V: Hoe is de samenwerking ontstaan?
A: [medeverdachte 1] heb ik leren kennen, op een gegeven moment leek het mij een aantrekkelijk iets. (…) Zodoende ben ik er een beetje ingerold en mocht ik rond rijden en heb ik de collega’s leren kennen. De hoofdreden dat ik mee deed was dat ik verslaafd was en geld nodig had. Kijk je belt naar een bepaald nummer en als dat spul je bevalt bel je vaker. En als ik geld nodig had vroeg ik of ik misschien iets kon betekenen, dat was bij [medeverdachte 1] .
V: Zat daar nog verschil in?
A: Onder [medeverdachte 1] had je [verdachte] , daaronder [medeverdachte 4] , dan [medeverdachte 2] en dan ik.
V: Waarom stond iemand hoger?
A: aan de manier van het met elkaar omgaan, welke diensten je werkte, hoe je aan en afmeldt, de taken die je had.

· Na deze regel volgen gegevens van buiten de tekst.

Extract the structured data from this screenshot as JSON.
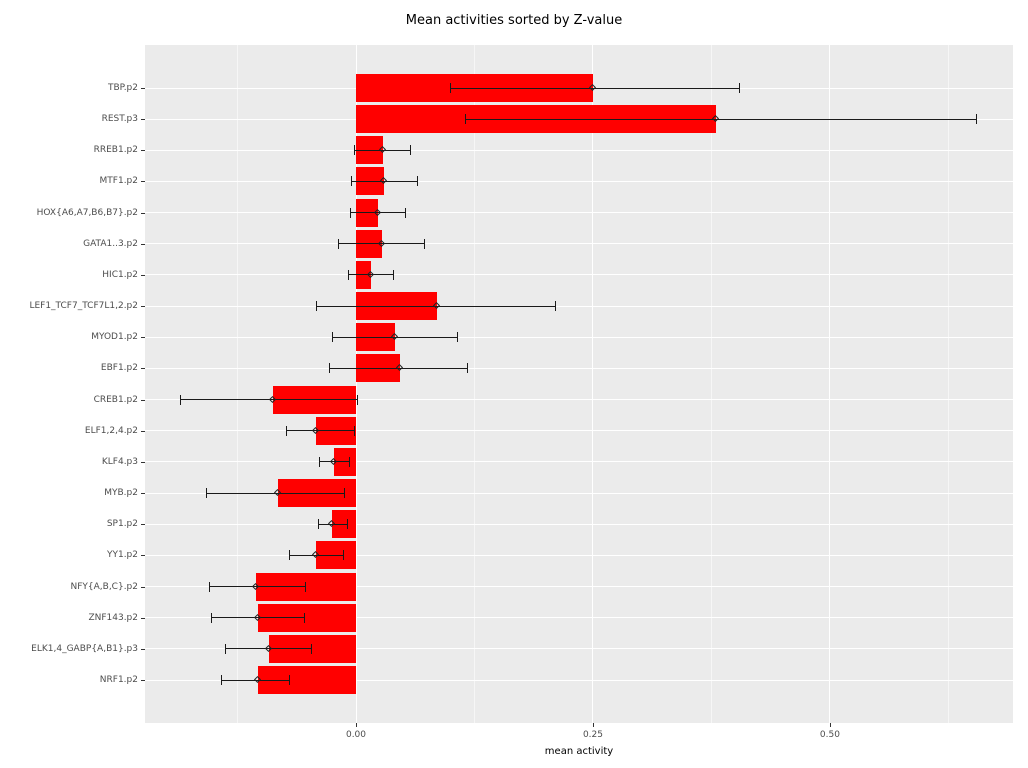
{
  "chart": {
    "title": "Mean activities sorted by Z-value",
    "xlabel": "mean activity"
  },
  "chart_data": {
    "type": "bar",
    "orientation": "horizontal",
    "title": "Mean activities sorted by Z-value",
    "xlabel": "mean activity",
    "ylabel": "",
    "legend": "none",
    "grid": "on",
    "bar_color": "#FF0000",
    "panel_bg": "#EBEBEB",
    "xlim": [
      -0.2226,
      0.6931
    ],
    "x_ticks": [
      0.0,
      0.25,
      0.5
    ],
    "x_tick_labels": [
      "0.00",
      "0.25",
      "0.50"
    ],
    "x_minor_ticks": [
      -0.125,
      0.125,
      0.375,
      0.625
    ],
    "categories": [
      "TBP.p2",
      "REST.p3",
      "RREB1.p2",
      "MTF1.p2",
      "HOX{A6,A7,B6,B7}.p2",
      "GATA1..3.p2",
      "HIC1.p2",
      "LEF1_TCF7_TCF7L1,2.p2",
      "MYOD1.p2",
      "EBF1.p2",
      "CREB1.p2",
      "ELF1,2,4.p2",
      "KLF4.p3",
      "MYB.p2",
      "SP1.p2",
      "YY1.p2",
      "NFY{A,B,C}.p2",
      "ZNF143.p2",
      "ELK1,4_GABP{A,B1}.p3",
      "NRF1.p2"
    ],
    "values": [
      0.25,
      0.38,
      0.028,
      0.03,
      0.023,
      0.027,
      0.016,
      0.085,
      0.041,
      0.046,
      -0.088,
      -0.042,
      -0.023,
      -0.082,
      -0.025,
      -0.042,
      -0.105,
      -0.103,
      -0.092,
      -0.103
    ],
    "error_low": [
      0.1,
      0.115,
      -0.002,
      -0.005,
      -0.006,
      -0.018,
      -0.008,
      -0.042,
      -0.025,
      -0.028,
      -0.185,
      -0.073,
      -0.038,
      -0.158,
      -0.04,
      -0.07,
      -0.155,
      -0.152,
      -0.138,
      -0.142
    ],
    "error_high": [
      0.405,
      0.655,
      0.058,
      0.065,
      0.052,
      0.072,
      0.04,
      0.21,
      0.107,
      0.118,
      0.002,
      -0.002,
      -0.007,
      -0.012,
      -0.009,
      -0.013,
      -0.053,
      -0.054,
      -0.047,
      -0.07
    ]
  }
}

V: Op welke wijze werkten jullie?
A: dan krijg je een aantal spullen mee, dat is gewoon de telling, 10 streepjes en 10 v’tjes, dus 20 sealtjes totaal. De telefoon kreeg ik ook mee. Als iemand nog wachtte, dan hoorde ik dat bij de overdracht. En ook de planning kreeg ik mee. En dat was het vaak. Als [medeverdachte 1] bijvoorbeeld weg moest dan gingen we soms nog even meeten.

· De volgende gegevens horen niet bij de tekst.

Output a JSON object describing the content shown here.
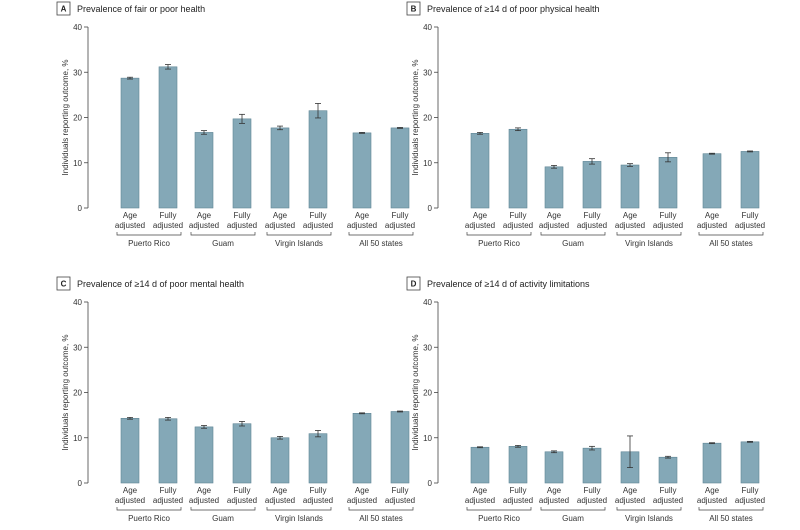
{
  "colors": {
    "bar": "#84a8b7",
    "bar_stroke": "#5f8595",
    "axis": "#444444",
    "error": "#333333"
  },
  "chart_data": [
    {
      "panel": "A",
      "type": "bar",
      "title": "Prevalence of fair or poor health",
      "ylabel": "Individuals reporting outcome, %",
      "ylim": [
        0,
        40
      ],
      "yticks": [
        0,
        10,
        20,
        30,
        40
      ],
      "bar_labels": [
        [
          "Age",
          "adjusted"
        ],
        [
          "Fully",
          "adjusted"
        ]
      ],
      "groups": [
        "Puerto Rico",
        "Guam",
        "Virgin Islands",
        "All 50 states"
      ],
      "series": [
        {
          "name": "Age adjusted",
          "values": [
            28.7,
            16.7,
            17.7,
            16.6
          ],
          "errors": [
            0.2,
            0.4,
            0.4,
            0.1
          ]
        },
        {
          "name": "Fully adjusted",
          "values": [
            31.2,
            19.7,
            21.5,
            17.7
          ],
          "errors": [
            0.5,
            1.0,
            1.6,
            0.1
          ]
        }
      ]
    },
    {
      "panel": "B",
      "type": "bar",
      "title": "Prevalence of ≥14 d of poor physical health",
      "ylabel": "Individuals reporting outcome, %",
      "ylim": [
        0,
        40
      ],
      "yticks": [
        0,
        10,
        20,
        30,
        40
      ],
      "bar_labels": [
        [
          "Age",
          "adjusted"
        ],
        [
          "Fully",
          "adjusted"
        ]
      ],
      "groups": [
        "Puerto Rico",
        "Guam",
        "Virgin Islands",
        "All 50 states"
      ],
      "series": [
        {
          "name": "Age adjusted",
          "values": [
            16.5,
            9.1,
            9.5,
            12.0
          ],
          "errors": [
            0.2,
            0.3,
            0.3,
            0.1
          ]
        },
        {
          "name": "Fully adjusted",
          "values": [
            17.4,
            10.3,
            11.2,
            12.5
          ],
          "errors": [
            0.3,
            0.6,
            1.0,
            0.1
          ]
        }
      ]
    },
    {
      "panel": "C",
      "type": "bar",
      "title": "Prevalence of ≥14 d of poor mental health",
      "ylabel": "Individuals reporting outcome, %",
      "ylim": [
        0,
        40
      ],
      "yticks": [
        0,
        10,
        20,
        30,
        40
      ],
      "bar_labels": [
        [
          "Age",
          "adjusted"
        ],
        [
          "Fully",
          "adjusted"
        ]
      ],
      "groups": [
        "Puerto Rico",
        "Guam",
        "Virgin Islands",
        "All 50 states"
      ],
      "series": [
        {
          "name": "Age adjusted",
          "values": [
            14.3,
            12.4,
            10.0,
            15.4
          ],
          "errors": [
            0.2,
            0.3,
            0.3,
            0.1
          ]
        },
        {
          "name": "Fully adjusted",
          "values": [
            14.2,
            13.1,
            10.9,
            15.8
          ],
          "errors": [
            0.3,
            0.5,
            0.7,
            0.1
          ]
        }
      ]
    },
    {
      "panel": "D",
      "type": "bar",
      "title": "Prevalence of ≥14 d of activity limitations",
      "ylabel": "Individuals reporting outcome, %",
      "ylim": [
        0,
        40
      ],
      "yticks": [
        0,
        10,
        20,
        30,
        40
      ],
      "bar_labels": [
        [
          "Age",
          "adjusted"
        ],
        [
          "Fully",
          "adjusted"
        ]
      ],
      "groups": [
        "Puerto Rico",
        "Guam",
        "Virgin Islands",
        "All 50 states"
      ],
      "series": [
        {
          "name": "Age adjusted",
          "values": [
            7.9,
            6.9,
            6.9,
            8.8
          ],
          "errors": [
            0.1,
            0.2,
            3.5,
            0.1
          ]
        },
        {
          "name": "Fully adjusted",
          "values": [
            8.1,
            7.7,
            5.7,
            9.1
          ],
          "errors": [
            0.2,
            0.4,
            0.2,
            0.1
          ]
        }
      ]
    }
  ]
}
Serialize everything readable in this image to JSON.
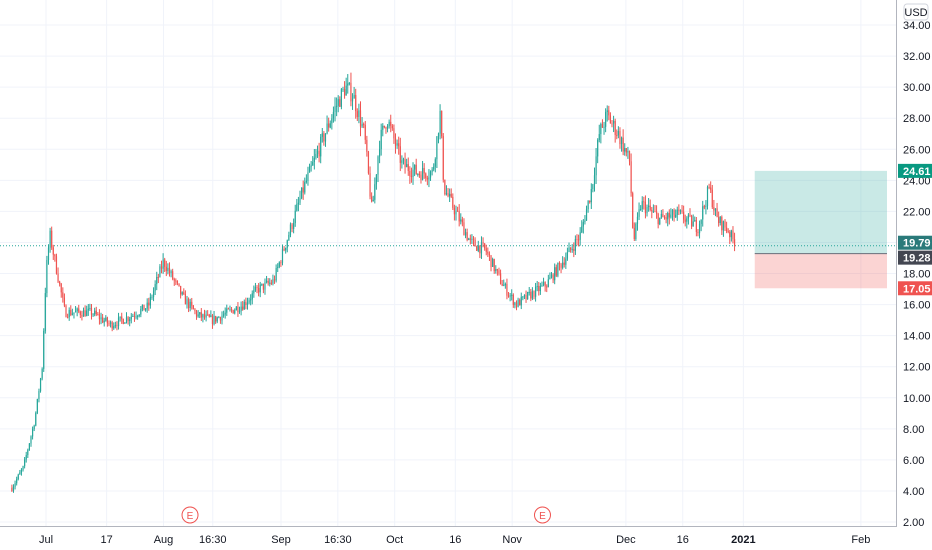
{
  "chart_data": {
    "type": "candlestick",
    "currency": "USD",
    "y_ticks": [
      "2.00",
      "4.00",
      "6.00",
      "8.00",
      "10.00",
      "12.00",
      "14.00",
      "16.00",
      "18.00",
      "20.00",
      "22.00",
      "24.00",
      "26.00",
      "28.00",
      "30.00",
      "32.00",
      "34.00"
    ],
    "ylim": [
      1.5,
      34.5
    ],
    "x_ticks": [
      {
        "label": "Jul",
        "day": 8
      },
      {
        "label": "17",
        "day": 24
      },
      {
        "label": "Aug",
        "day": 39
      },
      {
        "label": "16:30",
        "day": 52
      },
      {
        "label": "Sep",
        "day": 70
      },
      {
        "label": "16:30",
        "day": 85
      },
      {
        "label": "Oct",
        "day": 100
      },
      {
        "label": "16",
        "day": 116
      },
      {
        "label": "Nov",
        "day": 131
      },
      {
        "label": "Dec",
        "day": 161
      },
      {
        "label": "16",
        "day": 176
      },
      {
        "label": "2021",
        "day": 192
      },
      {
        "label": "Feb",
        "day": 223
      }
    ],
    "price_labels": [
      {
        "value": "24.61",
        "y": 24.61,
        "bg": "#089981",
        "fg": "#ffffff"
      },
      {
        "value": "19.79",
        "y": 19.79,
        "bg": "#2a7a7a",
        "fg": "#ffffff"
      },
      {
        "value": "19.28",
        "y": 19.28,
        "bg": "#434651",
        "fg": "#ffffff"
      },
      {
        "value": "17.05",
        "y": 17.05,
        "bg": "#ef5350",
        "fg": "#ffffff"
      }
    ],
    "last_price": 19.79,
    "position": {
      "entry": 19.28,
      "target": 24.61,
      "stop": 17.05,
      "start_day": 195,
      "end_day": 230
    },
    "events": [
      {
        "label": "E",
        "day": 46
      },
      {
        "label": "E",
        "day": 139
      }
    ],
    "keypoints": [
      [
        -1,
        4.2
      ],
      [
        2,
        5.5
      ],
      [
        5,
        8.5
      ],
      [
        7,
        12
      ],
      [
        8,
        18
      ],
      [
        9,
        20.5
      ],
      [
        11,
        18
      ],
      [
        13,
        15.5
      ],
      [
        20,
        15.5
      ],
      [
        25,
        14.7
      ],
      [
        30,
        15.2
      ],
      [
        35,
        15.9
      ],
      [
        39,
        18.8
      ],
      [
        44,
        16.5
      ],
      [
        48,
        15.3
      ],
      [
        52,
        15.0
      ],
      [
        56,
        15.5
      ],
      [
        60,
        16.0
      ],
      [
        64,
        17.0
      ],
      [
        68,
        17.5
      ],
      [
        72,
        20.5
      ],
      [
        76,
        23.5
      ],
      [
        80,
        26
      ],
      [
        84,
        28.5
      ],
      [
        87,
        30.0
      ],
      [
        89,
        29.5
      ],
      [
        92,
        27
      ],
      [
        94,
        22
      ],
      [
        96,
        26.5
      ],
      [
        98,
        28
      ],
      [
        102,
        25
      ],
      [
        106,
        24.5
      ],
      [
        110,
        24.5
      ],
      [
        112,
        28.3
      ],
      [
        113,
        23.5
      ],
      [
        116,
        22
      ],
      [
        120,
        20
      ],
      [
        124,
        19.5
      ],
      [
        128,
        17.5
      ],
      [
        132,
        16.0
      ],
      [
        135,
        16.5
      ],
      [
        140,
        17.3
      ],
      [
        145,
        19.0
      ],
      [
        149,
        20.5
      ],
      [
        152,
        23.5
      ],
      [
        154,
        27
      ],
      [
        156,
        28.2
      ],
      [
        159,
        27
      ],
      [
        162,
        25.2
      ],
      [
        163,
        20.0
      ],
      [
        165,
        22.5
      ],
      [
        170,
        21.5
      ],
      [
        175,
        21.8
      ],
      [
        180,
        21.0
      ],
      [
        183,
        23.5
      ],
      [
        185,
        21.5
      ],
      [
        188,
        20.8
      ],
      [
        190,
        19.79
      ]
    ]
  }
}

V: Werkten jullie met een vast rooster?
A: Ja, dat ging steeds beter. Dat werd ook steeds strakker.
V: Wat bedoelde je met ‘aan het werk’?
A: drugs rondbrengen.
V: Wat voor drugs?
A: altijd cocaïne
=========================================================================
[…]

Voetnoten

1.Deze aanhouding vond plaatst in het kader van onderzoek Lemon, (zie doorgenummerde pagina A1180), waaruit onderhavig onderzoek inzake drugshandel (Apple) is voortgekomen (zie doorgenummerde pagina A0997).